# Enigmatic Code

Programming Enigma Puzzles

## Enigma 253: Sum times

From New Scientist #1400, 8th March 1984 [link]

As usual in this letter-for-digits puzzle each letter stands consistently for a digit, different letters representing different digits. This enigma uses a sum and a times:

ENI + GMA = SUM

ENI × GMA = ??MES

That is enough information to determine what the letters stand for, but if you’d like an extra personal clue.

I is (am?) over twice as big as U.

What is ENIGMA?

[enigma253]

### 4 responses to “Enigma 253: Sum times”

1. Jim Randell 25 January 2015 at 8:10 am

This program uses the SubstitutedSum() solver from the enigma.py library to generate solutions to the addition sum, and then checks them against the multiplication sum (and verifies the extra hint). You could easily write a program which uses itertools.permutations() to generate candidate solutions instead.

This Python program runs in 91ms.

```from enigma import SubstitutedSum, printf

p = SubstitutedSum(['ENI', 'GMA'], 'SUM')
for s in p.solve():
# check the multiplication sum
(ENI, GMA, MES) = (p.substitute(s, x) for x in ('ENI', 'GMA', 'MES'))
r = str(int(ENI) * int(GMA))
if not(len(r) == 5 and r[-3:] == MES): continue

assert s['I'] > 2 * s['U']

SUM=p.substitute(s, p.result)
printf("ENIGMA={ENI}{GMA} [{ENI} + {GMA} = {SUM}, {ENI} x {GMA} = {r}]")
```

Solution: ENIGMA = 279156.

So the sums are: 279 + 156 = 435 (ENI + GMA = SUM) and 279 × 156 = 43524 (ENI × GMA = SUMES).

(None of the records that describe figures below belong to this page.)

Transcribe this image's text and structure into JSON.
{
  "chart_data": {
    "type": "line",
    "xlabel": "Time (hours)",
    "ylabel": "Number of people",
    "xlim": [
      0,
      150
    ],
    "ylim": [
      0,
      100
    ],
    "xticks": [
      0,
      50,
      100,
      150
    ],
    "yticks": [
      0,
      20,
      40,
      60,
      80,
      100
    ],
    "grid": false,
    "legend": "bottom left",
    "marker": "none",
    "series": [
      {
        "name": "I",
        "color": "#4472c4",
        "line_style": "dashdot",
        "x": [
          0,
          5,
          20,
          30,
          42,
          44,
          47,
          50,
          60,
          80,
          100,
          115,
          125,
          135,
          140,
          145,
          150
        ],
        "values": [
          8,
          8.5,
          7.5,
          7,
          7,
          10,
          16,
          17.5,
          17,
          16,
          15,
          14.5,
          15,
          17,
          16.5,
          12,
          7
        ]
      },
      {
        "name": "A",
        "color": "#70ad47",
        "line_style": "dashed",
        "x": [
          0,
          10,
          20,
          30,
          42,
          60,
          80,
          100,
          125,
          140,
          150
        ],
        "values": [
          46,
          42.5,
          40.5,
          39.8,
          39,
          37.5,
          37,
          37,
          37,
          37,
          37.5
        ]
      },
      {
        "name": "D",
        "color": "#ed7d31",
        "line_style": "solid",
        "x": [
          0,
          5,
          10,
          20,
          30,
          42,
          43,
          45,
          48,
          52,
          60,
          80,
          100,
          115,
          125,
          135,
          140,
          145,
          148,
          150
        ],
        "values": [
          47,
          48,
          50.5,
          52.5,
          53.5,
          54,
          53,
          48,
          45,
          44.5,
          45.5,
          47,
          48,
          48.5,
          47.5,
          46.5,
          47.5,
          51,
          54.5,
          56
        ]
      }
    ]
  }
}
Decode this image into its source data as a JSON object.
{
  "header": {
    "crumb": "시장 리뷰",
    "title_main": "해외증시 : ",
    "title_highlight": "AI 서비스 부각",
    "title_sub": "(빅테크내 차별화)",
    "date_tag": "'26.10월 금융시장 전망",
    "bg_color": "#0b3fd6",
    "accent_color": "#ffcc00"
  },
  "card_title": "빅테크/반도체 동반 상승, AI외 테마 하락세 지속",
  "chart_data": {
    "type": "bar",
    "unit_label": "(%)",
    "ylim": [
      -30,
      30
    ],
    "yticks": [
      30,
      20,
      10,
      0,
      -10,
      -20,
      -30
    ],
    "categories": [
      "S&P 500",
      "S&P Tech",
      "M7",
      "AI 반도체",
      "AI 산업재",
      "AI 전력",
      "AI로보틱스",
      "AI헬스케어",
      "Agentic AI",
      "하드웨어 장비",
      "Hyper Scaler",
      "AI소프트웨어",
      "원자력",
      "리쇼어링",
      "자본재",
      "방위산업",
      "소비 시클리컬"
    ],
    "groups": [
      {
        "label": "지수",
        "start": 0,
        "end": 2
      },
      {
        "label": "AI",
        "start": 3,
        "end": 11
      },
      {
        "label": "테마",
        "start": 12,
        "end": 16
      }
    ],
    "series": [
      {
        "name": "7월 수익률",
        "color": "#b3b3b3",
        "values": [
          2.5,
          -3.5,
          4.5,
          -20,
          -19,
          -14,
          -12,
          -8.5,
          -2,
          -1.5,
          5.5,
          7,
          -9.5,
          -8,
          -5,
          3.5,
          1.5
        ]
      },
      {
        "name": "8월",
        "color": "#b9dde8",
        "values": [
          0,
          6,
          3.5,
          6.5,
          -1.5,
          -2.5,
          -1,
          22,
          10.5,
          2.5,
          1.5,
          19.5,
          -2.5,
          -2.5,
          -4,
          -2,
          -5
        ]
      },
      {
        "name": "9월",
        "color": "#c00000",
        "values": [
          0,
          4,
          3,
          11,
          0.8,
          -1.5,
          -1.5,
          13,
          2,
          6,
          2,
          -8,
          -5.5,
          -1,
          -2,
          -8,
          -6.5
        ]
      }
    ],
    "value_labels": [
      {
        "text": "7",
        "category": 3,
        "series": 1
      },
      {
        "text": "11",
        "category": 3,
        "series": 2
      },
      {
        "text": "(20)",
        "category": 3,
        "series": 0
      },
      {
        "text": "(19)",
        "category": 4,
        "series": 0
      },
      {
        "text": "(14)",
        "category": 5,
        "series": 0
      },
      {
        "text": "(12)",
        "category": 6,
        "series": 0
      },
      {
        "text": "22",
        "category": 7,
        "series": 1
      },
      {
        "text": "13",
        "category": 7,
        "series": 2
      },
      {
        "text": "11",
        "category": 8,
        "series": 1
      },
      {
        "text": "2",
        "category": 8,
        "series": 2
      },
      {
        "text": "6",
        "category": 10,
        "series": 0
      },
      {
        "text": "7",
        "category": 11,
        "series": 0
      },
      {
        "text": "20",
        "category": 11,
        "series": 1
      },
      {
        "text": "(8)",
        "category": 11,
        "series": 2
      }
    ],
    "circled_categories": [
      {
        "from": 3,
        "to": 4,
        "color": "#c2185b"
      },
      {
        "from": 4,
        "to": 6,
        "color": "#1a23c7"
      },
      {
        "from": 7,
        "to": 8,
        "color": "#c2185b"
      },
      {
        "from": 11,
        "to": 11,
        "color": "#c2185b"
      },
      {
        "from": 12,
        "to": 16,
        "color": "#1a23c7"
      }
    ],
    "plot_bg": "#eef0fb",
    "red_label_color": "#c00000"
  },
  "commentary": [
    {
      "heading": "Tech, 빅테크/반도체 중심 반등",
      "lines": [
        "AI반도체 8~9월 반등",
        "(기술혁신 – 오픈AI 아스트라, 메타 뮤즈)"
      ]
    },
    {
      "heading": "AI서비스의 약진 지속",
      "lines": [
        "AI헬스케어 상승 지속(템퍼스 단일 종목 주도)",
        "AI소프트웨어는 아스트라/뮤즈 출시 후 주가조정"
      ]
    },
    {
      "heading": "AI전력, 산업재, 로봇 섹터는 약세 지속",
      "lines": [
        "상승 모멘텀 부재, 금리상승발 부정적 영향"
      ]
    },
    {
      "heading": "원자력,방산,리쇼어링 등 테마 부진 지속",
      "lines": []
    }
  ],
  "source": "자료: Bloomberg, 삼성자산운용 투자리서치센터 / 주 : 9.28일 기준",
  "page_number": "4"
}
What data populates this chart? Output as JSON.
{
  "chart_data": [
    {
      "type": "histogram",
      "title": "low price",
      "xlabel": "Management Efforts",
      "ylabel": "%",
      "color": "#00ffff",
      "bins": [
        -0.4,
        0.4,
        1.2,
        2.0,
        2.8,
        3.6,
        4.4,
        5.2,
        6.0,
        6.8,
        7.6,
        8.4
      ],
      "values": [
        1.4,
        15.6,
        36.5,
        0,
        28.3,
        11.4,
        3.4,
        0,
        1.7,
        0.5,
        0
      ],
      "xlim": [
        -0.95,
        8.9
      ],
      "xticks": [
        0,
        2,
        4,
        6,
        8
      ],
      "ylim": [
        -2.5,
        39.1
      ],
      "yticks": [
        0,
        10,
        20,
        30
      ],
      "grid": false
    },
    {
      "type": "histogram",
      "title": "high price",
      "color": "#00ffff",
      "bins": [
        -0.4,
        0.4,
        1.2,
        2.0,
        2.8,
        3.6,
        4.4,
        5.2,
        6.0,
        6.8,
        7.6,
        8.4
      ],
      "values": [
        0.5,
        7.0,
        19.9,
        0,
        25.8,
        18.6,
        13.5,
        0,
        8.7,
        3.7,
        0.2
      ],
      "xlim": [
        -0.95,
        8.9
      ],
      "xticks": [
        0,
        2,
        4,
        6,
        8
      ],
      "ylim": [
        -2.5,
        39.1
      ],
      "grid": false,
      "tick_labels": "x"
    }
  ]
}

• geoffrounce 25 January 2015 at 9:19 am
```from itertools import permutations
for p in permutations('1234567890',8):
e,n,i,g,m,a,s,u = p
if e == '0':continue
if g == '0':continue
if s == '0':continue
eni, gma = int(e + n + i), int(g + m + a)
sum = int(s + u + m)
if eni + gma == sum:
xymes = eni * gma      # x and y are unknown digits
if len(str(xymes))== 5:
if str(xymes)[2] == m and str(xymes)[3] == e and \
str(xymes)[4] == s and i > 2 *  u:
enigma = eni * 1000 + gma
print('ENIGMA = ',enigma)
```
2. Naim Uygun 25 January 2015 at 11:45 am
```
from itertools import permutations

for w in permutations("0123456789",9):
e,n,i,g,m,a,s,u,m=w
if e=='0' : continue

eni=e+n+i
gma=g+m+a

neni=int(eni)
ngma=int(gma)
top=s+u+m
ntop=int(top)
if neni+ngma != ntop : continue

mes=m+e+s
nmes=int(mes)
p=neni*ngma
if p%1000 != nmes : continue

#Answer: ENIGMA= 279156  SUM= 435  PRODUCT= 43524
print("ENIGMA=",eni+gma," SUM=",top," PRODUCT=",p)
break
```
• Jim Randell 25 January 2015 at 3:25 pm

You probably want to check permutations of size 8 rather than 9 (M appears twice in ENI + GMA = SUM), and to be strictly correct you would need to verify that the product is indeed a 5 digit number.